In practical terms, the shift looks like this: on questionnaire turnaround, you move from slow, manual to faster; on answer consistency, you move from variable to approved source; on deal velocity, you move from stalled to improved; on security workload, you move from repetitive to reduced. Each of these is a direct consequence of moving the interaction from a manual, human-gated channel to an always-available conversational one that still escalates to a person when the situation genuinely needs it.

NIVA Engines Persona Engine Flow Engine Smart Forms RAG Knowledge Webhooks
Implementation Note

Implementation reality: the conversational layer, routing, data capture, and system handoff are all within NIVA's documented no-code capabilities. Where this use case reads or writes live data, it assumes the relevant API or webhook endpoint exists on your side; that integration is the one piece worth scoping before launch. Start with the knowledge base and flow, then layer in live API calls once the core experience is proven.

Frequently Asked Questions

What is a security questionnaire assist chatbot?
It is a NIVA-powered conversational agent in which internal security persona indexes approved security, privacy and compliance answers into a knowledge base and returns grounded responses to questionnaire items, with a feedback form to flag answers needing review by security.
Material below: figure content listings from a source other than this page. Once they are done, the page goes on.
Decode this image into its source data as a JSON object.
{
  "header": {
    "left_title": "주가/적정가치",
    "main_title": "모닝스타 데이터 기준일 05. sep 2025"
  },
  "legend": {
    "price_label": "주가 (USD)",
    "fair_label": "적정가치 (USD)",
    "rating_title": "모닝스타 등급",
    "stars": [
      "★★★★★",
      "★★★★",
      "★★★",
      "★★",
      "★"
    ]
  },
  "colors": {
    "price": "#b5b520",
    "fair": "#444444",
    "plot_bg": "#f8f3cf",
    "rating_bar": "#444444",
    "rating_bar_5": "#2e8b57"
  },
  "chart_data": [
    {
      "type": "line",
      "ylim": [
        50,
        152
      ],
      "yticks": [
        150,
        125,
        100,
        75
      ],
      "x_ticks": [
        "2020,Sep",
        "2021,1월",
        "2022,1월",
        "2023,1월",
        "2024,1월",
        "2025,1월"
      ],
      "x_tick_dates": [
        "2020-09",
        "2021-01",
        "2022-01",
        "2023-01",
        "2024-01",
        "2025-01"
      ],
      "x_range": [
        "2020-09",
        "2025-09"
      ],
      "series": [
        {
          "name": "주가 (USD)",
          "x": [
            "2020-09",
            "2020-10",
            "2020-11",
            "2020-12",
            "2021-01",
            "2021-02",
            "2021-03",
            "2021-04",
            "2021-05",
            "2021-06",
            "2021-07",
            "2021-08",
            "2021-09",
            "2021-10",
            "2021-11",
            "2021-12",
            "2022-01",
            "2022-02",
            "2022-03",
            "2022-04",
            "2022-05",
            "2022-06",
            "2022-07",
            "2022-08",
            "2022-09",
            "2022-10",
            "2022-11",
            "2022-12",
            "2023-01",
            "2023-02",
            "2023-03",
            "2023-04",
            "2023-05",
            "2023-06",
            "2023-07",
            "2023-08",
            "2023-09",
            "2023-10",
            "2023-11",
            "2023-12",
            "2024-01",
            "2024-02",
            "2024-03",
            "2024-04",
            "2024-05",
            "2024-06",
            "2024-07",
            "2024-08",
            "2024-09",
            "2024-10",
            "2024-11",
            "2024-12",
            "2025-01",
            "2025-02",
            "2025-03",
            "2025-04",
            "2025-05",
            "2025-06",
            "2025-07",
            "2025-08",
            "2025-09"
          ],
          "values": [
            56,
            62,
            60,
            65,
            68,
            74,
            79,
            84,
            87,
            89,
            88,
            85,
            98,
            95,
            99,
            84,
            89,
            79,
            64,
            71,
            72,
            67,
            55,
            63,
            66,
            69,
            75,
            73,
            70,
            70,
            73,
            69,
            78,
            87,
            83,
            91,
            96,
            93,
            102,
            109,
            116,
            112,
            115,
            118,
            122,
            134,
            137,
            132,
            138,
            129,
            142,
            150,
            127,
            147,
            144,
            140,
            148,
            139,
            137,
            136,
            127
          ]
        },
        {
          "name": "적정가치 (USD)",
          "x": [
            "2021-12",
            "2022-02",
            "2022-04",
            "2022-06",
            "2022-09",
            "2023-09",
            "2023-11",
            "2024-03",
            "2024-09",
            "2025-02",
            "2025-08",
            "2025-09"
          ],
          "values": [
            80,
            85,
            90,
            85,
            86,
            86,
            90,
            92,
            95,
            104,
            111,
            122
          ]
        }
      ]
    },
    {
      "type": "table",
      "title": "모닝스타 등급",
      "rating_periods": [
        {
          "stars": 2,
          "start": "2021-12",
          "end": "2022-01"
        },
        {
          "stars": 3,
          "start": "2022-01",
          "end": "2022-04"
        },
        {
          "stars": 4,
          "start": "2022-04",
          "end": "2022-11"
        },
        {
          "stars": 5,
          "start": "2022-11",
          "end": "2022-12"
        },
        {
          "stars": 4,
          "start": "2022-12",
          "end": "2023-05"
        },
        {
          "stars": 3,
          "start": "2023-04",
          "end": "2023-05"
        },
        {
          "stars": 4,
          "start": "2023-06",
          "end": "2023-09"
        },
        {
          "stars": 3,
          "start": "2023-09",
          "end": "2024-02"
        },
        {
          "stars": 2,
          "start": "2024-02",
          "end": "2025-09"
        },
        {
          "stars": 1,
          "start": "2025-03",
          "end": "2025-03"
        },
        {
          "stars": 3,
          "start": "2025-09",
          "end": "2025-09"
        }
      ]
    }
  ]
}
It runs on your website or app and works around the clock without adding headcount.
How does NIVA build this without code?
You select a pre-trained SaaS & Tech persona, connect your knowledge sources, and assemble the flow and forms in the no-code admin. The example flow on this page can be replicated step by step, and the bot embeds with a single script tag.
Can it connect to our existing systems?
Yes. Completed conversations fire webhooks into your CRM, booking system, or ticketing tool, and per-persona tool calls can read live data from your APIs during the conversation where an endpoint exists.
Is this kept internal to staff only?
Yes. Multi-tenant isolation keeps the bot, its knowledge base, and its data private to your team, separate from any public-facing bots.
Ready to Deploy

Build This for Your Business in Hours, Not Months

No developers. No long setup. NIVA gives you every engine shown on this page — persona routing, flow automation, smart forms, and webhooks — as a ready-to-configure platform.